The signs for removal from the game are:
*A player reporting or showing concussion symptoms, including headache, dizziness, amnesia and sensitivity to light or sound.
*Lying motionless on the ice or falling in an unprotected manner (failing to straighten hands or arms to minimize impact).
*Balance problems such as staggering, stumbling while trying to get up and losing balance while skating.
*A blank or vacant look.
*Slow to get up or clutching the head or face after taking a blow to head or upper torso from a player’s shoulder, after making contact with the ice or after getting punched by an ungloved fist.
— Andy Cole (@AndyCole84) October 17, 2016
The new rules come as members of Congress continue to question NHL Commissioner Gary Bettman about the league’s concussion dealings. Four ranking members of the committee on energy and commerce (along with its subcommittees on health; oversight and investigations; and commerce, manufacturing and trade) sent a four-page letter to Bettman seeking answers to numerous concussion-related questions.
Bettman’s repeated denial that head injuries can cause long-term problems like chronic traumatic encephalopathy (CTE) spurred the letter. The authors requested answers from Bettman by Monday.

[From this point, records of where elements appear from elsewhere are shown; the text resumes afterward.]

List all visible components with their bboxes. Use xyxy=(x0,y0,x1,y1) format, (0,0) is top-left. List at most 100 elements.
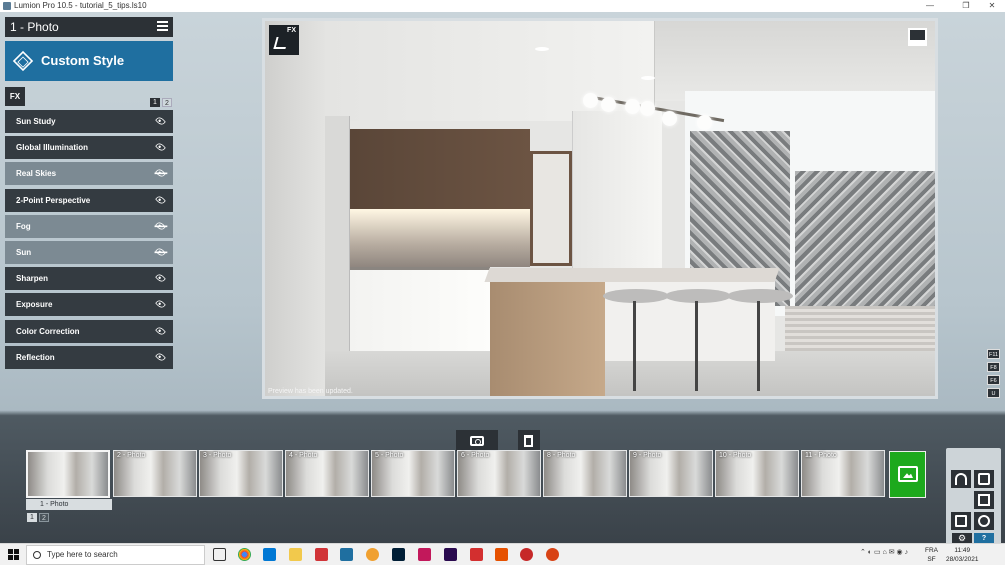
scene-bar-stool xyxy=(665,289,731,391)
eye-off-icon[interactable] xyxy=(155,246,166,258)
effect-sharpen[interactable]: Sharpen xyxy=(5,267,173,291)
maximize-button[interactable]: ❐ xyxy=(953,0,979,12)
photo-mode-button[interactable] xyxy=(974,470,994,488)
eye-icon[interactable] xyxy=(155,141,166,153)
image-icon xyxy=(898,466,918,482)
fx-toggle-button[interactable]: FX xyxy=(269,25,299,55)
scene-deck xyxy=(785,306,935,356)
effect-exposure[interactable]: Exposure xyxy=(5,293,173,317)
photo-title: 1 - Photo xyxy=(10,20,59,34)
effect-global-illumination[interactable]: Global Illumination xyxy=(5,136,173,160)
effect-color-correction[interactable]: Color Correction xyxy=(5,319,173,343)
scene-bulb xyxy=(697,115,712,130)
movie-mode-button[interactable] xyxy=(974,491,994,509)
window-title-bar: Lumion Pro 10.5 - tutorial_5_tips.ls10 —… xyxy=(0,0,1005,12)
app-icon[interactable] xyxy=(520,548,533,561)
eye-icon[interactable] xyxy=(155,298,166,310)
fx-tab[interactable]: FX xyxy=(5,87,25,106)
thumbs-page-1[interactable]: 1 xyxy=(27,513,37,522)
render-photo-button[interactable] xyxy=(889,451,926,498)
photo-thumb-6[interactable]: 6 - Photo xyxy=(457,450,541,497)
app-icon[interactable] xyxy=(418,548,431,561)
eye-icon[interactable] xyxy=(155,325,166,336)
render-viewport[interactable]: FX Preview has been updated. xyxy=(262,18,938,399)
window-title: Lumion Pro 10.5 - tutorial_5_tips.ls10 xyxy=(14,1,147,10)
eye-icon[interactable] xyxy=(155,272,166,284)
preview-status: Preview has been updated. xyxy=(268,388,353,395)
minimize-button[interactable]: — xyxy=(917,0,943,12)
effect-label: Fog xyxy=(16,221,31,231)
effects-page-1[interactable]: 1 xyxy=(150,98,160,107)
windows-taskbar: Type here to search ⌃ ◐ ▭ ⌂ ✉ ◉ ♪ FRA SF… xyxy=(0,543,1005,565)
chrome-icon[interactable] xyxy=(238,548,251,561)
custom-style-button[interactable]: Custom Style xyxy=(5,41,173,81)
custom-style-label: Custom Style xyxy=(41,53,125,68)
photoshop-icon[interactable] xyxy=(392,548,405,561)
photo-thumb-1[interactable] xyxy=(26,450,110,498)
photo-thumb-4[interactable]: 4 - Photo xyxy=(285,450,369,497)
effect-real-skies[interactable]: Real Skies xyxy=(5,162,173,186)
360-panorama-button[interactable] xyxy=(974,512,994,530)
photo-thumb-11[interactable]: 11 - Photo xyxy=(801,450,885,497)
effect-label: 2-Point Perspective xyxy=(16,195,91,205)
language-indicator[interactable]: FRA SF xyxy=(925,546,938,564)
app-icon[interactable] xyxy=(315,548,328,561)
eye-icon[interactable] xyxy=(155,351,166,363)
taskbar-search-input[interactable]: Type here to search xyxy=(26,545,205,565)
effect-sun-study[interactable]: Sun Study xyxy=(5,110,173,133)
layers-icon xyxy=(12,50,34,72)
effects-page-2[interactable]: 2 xyxy=(162,98,172,107)
thumb-label: 3 - Photo xyxy=(203,452,232,459)
effect-sun[interactable]: Sun xyxy=(5,240,173,264)
key-f11[interactable]: F11 xyxy=(987,349,1000,359)
app-icon[interactable] xyxy=(366,548,379,561)
key-f8[interactable]: F8 xyxy=(987,362,1000,372)
eye-off-icon[interactable] xyxy=(155,168,166,179)
premiere-icon[interactable] xyxy=(444,548,457,561)
person-icon xyxy=(273,37,289,49)
app-icon[interactable] xyxy=(340,548,353,561)
build-mode-button[interactable] xyxy=(951,470,971,488)
save-camera-view-button[interactable] xyxy=(456,430,498,451)
tray-icons[interactable]: ⌃ ◐ ▭ ⌂ ✉ ◉ ♪ xyxy=(860,548,908,556)
effect-reflection[interactable]: Reflection xyxy=(5,345,173,369)
autocad-icon[interactable] xyxy=(470,548,483,561)
lumion-taskbar-icon[interactable] xyxy=(546,548,559,561)
photo-thumb-3[interactable]: 3 - Photo xyxy=(199,450,283,497)
photo-thumb-10[interactable]: 10 - Photo xyxy=(715,450,799,497)
search-placeholder: Type here to search xyxy=(47,550,118,559)
windows-start-icon[interactable] xyxy=(8,549,19,560)
scene-bar-stool xyxy=(727,289,793,391)
aspect-ratio-icon[interactable] xyxy=(908,28,927,46)
scene-tall-cabinet xyxy=(572,111,662,281)
mode-panel xyxy=(946,448,1001,546)
eye-icon[interactable] xyxy=(155,115,166,127)
effect-fog[interactable]: Fog xyxy=(5,214,173,238)
file-explorer-icon[interactable] xyxy=(289,548,302,561)
scene-bar-stool xyxy=(603,289,669,391)
close-button[interactable]: ✕ xyxy=(979,0,1005,12)
scene-downlight xyxy=(535,47,549,51)
photo-thumb-5[interactable]: 5 - Photo xyxy=(371,450,455,497)
thumb-label: 8 - Photo xyxy=(547,452,576,459)
office-icon[interactable] xyxy=(495,548,508,561)
eye-off-icon[interactable] xyxy=(155,220,166,232)
task-view-icon[interactable] xyxy=(213,548,226,561)
delete-photo-button[interactable] xyxy=(518,430,540,451)
save-button[interactable] xyxy=(951,512,971,530)
taskbar-clock[interactable]: 11:49 28/03/2021 xyxy=(946,546,979,564)
photo-thumb-9[interactable]: 9 - Photo xyxy=(629,450,713,497)
thumbs-page-2[interactable]: 2 xyxy=(39,513,49,522)
key-f6[interactable]: F6 xyxy=(987,375,1000,385)
gear-icon: ⚙ xyxy=(957,533,967,543)
effect-2-point-perspective[interactable]: 2-Point Perspective xyxy=(5,188,173,212)
photo-thumb-8[interactable]: 8 - Photo xyxy=(543,450,627,497)
key-u[interactable]: U xyxy=(987,388,1000,398)
hamburger-menu-icon[interactable] xyxy=(157,21,168,32)
scene-wood-cabinets xyxy=(350,129,530,209)
photo-header: 1 - Photo xyxy=(5,17,173,37)
eye-icon[interactable] xyxy=(155,194,166,205)
photo-thumb-2[interactable]: 2 - Photo xyxy=(113,450,197,497)
clock-date: 28/03/2021 xyxy=(946,556,979,563)
mail-icon[interactable] xyxy=(263,548,276,561)
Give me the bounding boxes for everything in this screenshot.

The league’s lawyers, meanwhile, continue to prepare a defense against a lawsuit filed by more than 100 former players who suffered concussions. They say the NHL was negligent in its care and fraudulently concealed the long-term risks of head injuries. The players, who include former Sabres Mike Robitaille, Grant Ledyard, Craig Muni and Shawn Anderson, are seeking medical monitoring and compensatory damages.

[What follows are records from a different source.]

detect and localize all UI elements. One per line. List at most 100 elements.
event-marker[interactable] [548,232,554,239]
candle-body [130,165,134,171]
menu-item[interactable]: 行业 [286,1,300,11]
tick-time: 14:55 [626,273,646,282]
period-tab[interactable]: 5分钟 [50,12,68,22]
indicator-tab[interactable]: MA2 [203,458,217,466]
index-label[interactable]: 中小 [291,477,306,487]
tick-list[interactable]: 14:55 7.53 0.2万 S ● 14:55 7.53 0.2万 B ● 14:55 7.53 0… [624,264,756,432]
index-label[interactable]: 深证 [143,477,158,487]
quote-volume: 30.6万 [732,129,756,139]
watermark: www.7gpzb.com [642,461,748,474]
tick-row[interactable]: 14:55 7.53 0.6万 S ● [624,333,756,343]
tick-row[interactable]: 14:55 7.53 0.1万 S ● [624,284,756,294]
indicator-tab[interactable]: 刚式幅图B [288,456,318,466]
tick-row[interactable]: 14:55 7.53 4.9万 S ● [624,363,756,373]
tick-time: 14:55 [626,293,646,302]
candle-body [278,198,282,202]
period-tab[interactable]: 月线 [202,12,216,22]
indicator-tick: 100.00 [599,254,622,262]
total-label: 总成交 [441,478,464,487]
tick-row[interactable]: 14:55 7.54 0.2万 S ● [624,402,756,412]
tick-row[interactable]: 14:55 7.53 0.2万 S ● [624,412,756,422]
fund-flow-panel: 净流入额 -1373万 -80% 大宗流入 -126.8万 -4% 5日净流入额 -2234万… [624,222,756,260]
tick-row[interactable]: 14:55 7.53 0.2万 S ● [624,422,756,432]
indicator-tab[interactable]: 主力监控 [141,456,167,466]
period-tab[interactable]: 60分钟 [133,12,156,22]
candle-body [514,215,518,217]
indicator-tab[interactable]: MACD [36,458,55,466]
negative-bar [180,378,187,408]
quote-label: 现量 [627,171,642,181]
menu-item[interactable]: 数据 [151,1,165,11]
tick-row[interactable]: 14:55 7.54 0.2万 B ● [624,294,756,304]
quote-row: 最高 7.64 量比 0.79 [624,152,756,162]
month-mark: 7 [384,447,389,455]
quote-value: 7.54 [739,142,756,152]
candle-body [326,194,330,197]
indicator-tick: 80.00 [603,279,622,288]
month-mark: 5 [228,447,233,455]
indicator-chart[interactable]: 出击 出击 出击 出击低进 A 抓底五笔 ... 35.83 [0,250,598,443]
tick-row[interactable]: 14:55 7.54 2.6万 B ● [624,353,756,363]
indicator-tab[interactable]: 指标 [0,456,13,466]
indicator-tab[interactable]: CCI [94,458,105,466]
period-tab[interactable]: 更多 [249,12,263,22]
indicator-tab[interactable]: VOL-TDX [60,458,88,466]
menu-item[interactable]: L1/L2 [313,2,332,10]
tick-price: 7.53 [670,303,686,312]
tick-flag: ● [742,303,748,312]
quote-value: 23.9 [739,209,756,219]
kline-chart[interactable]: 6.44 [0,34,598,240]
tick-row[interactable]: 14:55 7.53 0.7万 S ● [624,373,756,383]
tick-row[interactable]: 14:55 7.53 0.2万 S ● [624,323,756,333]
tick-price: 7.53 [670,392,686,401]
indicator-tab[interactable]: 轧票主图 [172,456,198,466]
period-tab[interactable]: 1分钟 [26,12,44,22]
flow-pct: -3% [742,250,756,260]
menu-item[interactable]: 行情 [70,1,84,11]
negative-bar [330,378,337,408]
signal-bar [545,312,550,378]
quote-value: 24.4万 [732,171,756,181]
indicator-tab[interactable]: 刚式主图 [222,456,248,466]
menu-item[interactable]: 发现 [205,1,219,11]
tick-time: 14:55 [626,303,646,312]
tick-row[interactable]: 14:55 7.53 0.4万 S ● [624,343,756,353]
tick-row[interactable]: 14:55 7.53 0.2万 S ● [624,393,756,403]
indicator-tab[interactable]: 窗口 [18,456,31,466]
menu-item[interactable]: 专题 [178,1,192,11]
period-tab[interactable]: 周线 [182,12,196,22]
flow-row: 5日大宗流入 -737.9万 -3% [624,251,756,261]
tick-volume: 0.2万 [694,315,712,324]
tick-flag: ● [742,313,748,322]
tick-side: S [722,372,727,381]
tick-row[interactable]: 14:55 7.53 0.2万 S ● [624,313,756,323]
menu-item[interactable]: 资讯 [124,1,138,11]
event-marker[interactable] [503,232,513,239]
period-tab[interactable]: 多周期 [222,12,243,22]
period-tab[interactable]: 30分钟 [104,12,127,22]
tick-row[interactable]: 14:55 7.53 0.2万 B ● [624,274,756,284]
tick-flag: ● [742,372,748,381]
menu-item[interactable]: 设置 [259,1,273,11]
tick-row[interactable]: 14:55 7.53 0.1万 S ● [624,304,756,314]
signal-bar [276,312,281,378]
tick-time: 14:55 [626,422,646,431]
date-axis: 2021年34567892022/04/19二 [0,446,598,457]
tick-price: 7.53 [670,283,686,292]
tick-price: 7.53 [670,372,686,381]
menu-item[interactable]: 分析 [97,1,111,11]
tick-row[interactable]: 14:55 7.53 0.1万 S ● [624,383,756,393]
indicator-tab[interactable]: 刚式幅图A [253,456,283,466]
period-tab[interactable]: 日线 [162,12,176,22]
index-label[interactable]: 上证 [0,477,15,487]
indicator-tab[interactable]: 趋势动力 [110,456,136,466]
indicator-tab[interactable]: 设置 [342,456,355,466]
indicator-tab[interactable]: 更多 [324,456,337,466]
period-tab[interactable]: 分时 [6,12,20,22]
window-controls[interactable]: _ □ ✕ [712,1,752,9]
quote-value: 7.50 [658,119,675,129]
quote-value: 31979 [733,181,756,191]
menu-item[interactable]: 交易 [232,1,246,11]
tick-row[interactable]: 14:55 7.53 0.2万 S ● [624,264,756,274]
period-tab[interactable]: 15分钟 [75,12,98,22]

The plaintiffs have added the estate of the late Lawrence Zeidel to the proposed list of class representatives. Zeidel, who played 158 NHL games during a journeyman career that ran from 1951 to 1968, died in 2014 at age 86 after battling dementia. He was found to have CTE.
The lawsuit has slowed as the sides wait for physicians reports. A motion for class certification was expected in September, but the plaintiffs must now file their motion by Dec. 8. The NHL then has until April 27 to file its memorandum of opposition. The plaintiffs will have until June 29 to issue their reply. The hearing for class certification will be held July 11 in front of U.S. District Judge Susan Richard Nelson in Minnesota.